Yes, this time YouTube Heroes advertiser-friendly content some safeguards that are to "protect creators" are killing YouTube. Granted, these safeguards are safeguards that protect creators in the same way that deleting the Windows folder prevents your Mac from getting viruses, but that dosen't really matter to Google.
But I don't want your uneducated and probably racist opinion on YouTube? What is actually happening?
I didn't ask what you were thinking, but here is an excerpt from the blog post (and its really the only line that matters in the fluff article):
Starting today, we will no longer serve ads on YPP videos until the channel reaches 10k lifetime views.
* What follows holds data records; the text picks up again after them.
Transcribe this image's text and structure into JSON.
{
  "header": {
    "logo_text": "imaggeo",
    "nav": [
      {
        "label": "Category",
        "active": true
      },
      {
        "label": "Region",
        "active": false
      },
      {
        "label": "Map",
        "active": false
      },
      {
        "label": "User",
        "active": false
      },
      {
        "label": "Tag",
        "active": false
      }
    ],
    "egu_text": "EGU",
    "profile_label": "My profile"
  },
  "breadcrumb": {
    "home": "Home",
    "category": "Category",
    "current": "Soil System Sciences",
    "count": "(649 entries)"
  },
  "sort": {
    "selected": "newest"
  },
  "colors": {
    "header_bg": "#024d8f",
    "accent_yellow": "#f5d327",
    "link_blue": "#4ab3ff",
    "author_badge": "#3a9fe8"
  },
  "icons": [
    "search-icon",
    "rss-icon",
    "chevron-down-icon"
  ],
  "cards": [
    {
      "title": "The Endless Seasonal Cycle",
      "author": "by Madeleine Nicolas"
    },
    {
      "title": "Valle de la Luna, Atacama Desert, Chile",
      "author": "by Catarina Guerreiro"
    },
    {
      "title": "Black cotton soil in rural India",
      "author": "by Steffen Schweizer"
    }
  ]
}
Yes, this means that anyone under 10,000 lifetime views across (what seems to be at the moment) does not get any ad-revenue at all from YouTube videos. The problem with this as /u/MatPatGT (creator of the show that makes fanatical Undertale fanboys send him death threats because he made a theory that many didn't like) points out on Twitter is that:
[...] Unmonetized videos get LESS algorithmic promo, making it harder for new creators.
This hurts smaller creators who have less than ten thousand videos who have made reactions™ to it, with the most notable being PewDiePie's reaction and this news article, where the term for this drama came from. Of course, according to H3H3 and probably half the fucking internet, the Wall Street Journal killed YouTube. Twitter is most-predictably blowing up about it.
Now it seems the 10,000 limit and the other "safeguards" for advertiser-friendly content might be a good thing, but the problem is that even if you reach the not-hard-to-climb-to threshold of 10,000 lifetime viewers (I have 5000 on my personal YT channel with lazier content and an upload schedule more sparse than CGPGrey) still rejects people if they have any content that advertisers would deem unfriendly which Jim Sterling AKA Jim Fucking Sterling Son in a YouTube video eight months ago talked about by saying this (paraphrased):
People started sniffing a problem when they realized some of their videos being demonetized [...] with YouTube citing 'advertiser friendly' concerns. This led the YouTubers to the terms of service which lays out [...] the rules [which] are as broad as they are vague...
The page shown at this point in the video outlines what is advertiser friendly content. Like this subreddit at many times, people are flipping the fuck out, crying of censorship, free speech, and while this likely won't be the death of YouTube, it may give rise to more people using a service like Patreon as creators like Kurzgesagt – In a Nutshell, Red Letter Media, and many, many others have recently started doing.
However, the algorithm does disfavor content that makes YouTube less money, probably because ad-bots that bid probably don't bid on content are understandably wanted to be shown less often.
So yeah, par for the course on YouTube.